Secondo la sua esperienza la diffusione di questa tipologia di impianto da cosa sarebbe frenata?
«Oggi solo dalla mancanza di conoscenza. Ma anche dalla convinzione, tipica della economia lineare, legata a vecchi e ormai sorpassati concetti di gigantismo impiantistico, dove la dimensione e la quantità prevalgono sull’efficienza e sulla qualità. Il futuro è a dimensione di consumatore: è l’impianto che si adatta al territorio e non il territorio che si sacrifica per gli affari! La tecnologia deve essere direttamente al servizio della comunità, ognuna con il suo proprio impianto, in competizione costruttiva e integrativa, dove le opzioni di acquisto e di funzionamento degli impianti sono dettate dalle scelte del singolo utente, un piccolo comune, un’azienda zootecnica o un consorzio di consumatori. Non devono essere calate dall’alto. Comunità che insieme operano per una economia più redditizia rispetto a quella tradizionale perché non produce sprechi. Si tratta di un principio olistico, sistemico: tutto l’insieme fa molto di più della semplice somma algebrica delle singole parti».
C’è un problema di incentivi visto il mancato rinnovo del decreto rinnovabili e della contestuale impegno di risorse più a favore del biometano immesso in rete?
«Innanzitutto il mancato rinnovo del decreto è solo temporaneo. Verrà pubblicato a breve, riportando gli incentivi alla produzione di energia elettrica con impianti di piccole dimensioni. Il fatto che siano stati attivati gli incentivi al biometano ad impianti più grossi e con efficienze specifiche inferiori, non deve inficiare il principio olistico di cui parlavo. E questo è tanto più valido nel territorio Italiano caratterizzato da eccellenze locali, ma anche da difficoltà geologiche e geografiche tipiche della configurazione del nostro Paese».
La Future Power ha qualche progetto in corso?
«Assolutamente sì.

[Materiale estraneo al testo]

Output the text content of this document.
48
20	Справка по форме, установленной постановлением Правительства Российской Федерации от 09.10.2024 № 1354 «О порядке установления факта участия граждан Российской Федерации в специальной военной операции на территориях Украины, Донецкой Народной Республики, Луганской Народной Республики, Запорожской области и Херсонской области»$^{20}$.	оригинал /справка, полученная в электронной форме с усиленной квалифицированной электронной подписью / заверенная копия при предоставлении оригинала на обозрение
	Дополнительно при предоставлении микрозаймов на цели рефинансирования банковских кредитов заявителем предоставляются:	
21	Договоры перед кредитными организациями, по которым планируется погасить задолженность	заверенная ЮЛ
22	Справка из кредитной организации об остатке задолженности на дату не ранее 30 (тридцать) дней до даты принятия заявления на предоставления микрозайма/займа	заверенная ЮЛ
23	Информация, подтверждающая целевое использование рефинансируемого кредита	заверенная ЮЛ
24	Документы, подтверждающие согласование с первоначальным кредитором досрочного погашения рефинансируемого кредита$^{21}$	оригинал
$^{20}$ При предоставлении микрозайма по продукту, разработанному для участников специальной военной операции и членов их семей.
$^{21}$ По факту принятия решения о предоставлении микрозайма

In un quartiere periferico di una grande città, in una piccola isola Italiana, in una valle di montagna, dove gli allevamenti sono cresciuti enormemente, in valli che non sono più in grado di assorbire le deiezioni, troppo concentrate e in terreni ormai vulnerabili. Sottrarre carico organico ad aree troppo limitate ha lo stesso valore di dare carico organico a suoli in via di impoverimento e desertificazione. In Italia c’è l’uno e l‘altro. La nostra soluzione può contribuire ad equilibrare le cose. Occorre spiegarlo bene a coloro che studiano le regole e le traducono in leggi, spesso condizionati, ripeto, da vecchi schemi lineari. E a cui si dà ancora troppo credito. Ma le cose stanno cambiando, se non altro perché ne siamo costretti ormai».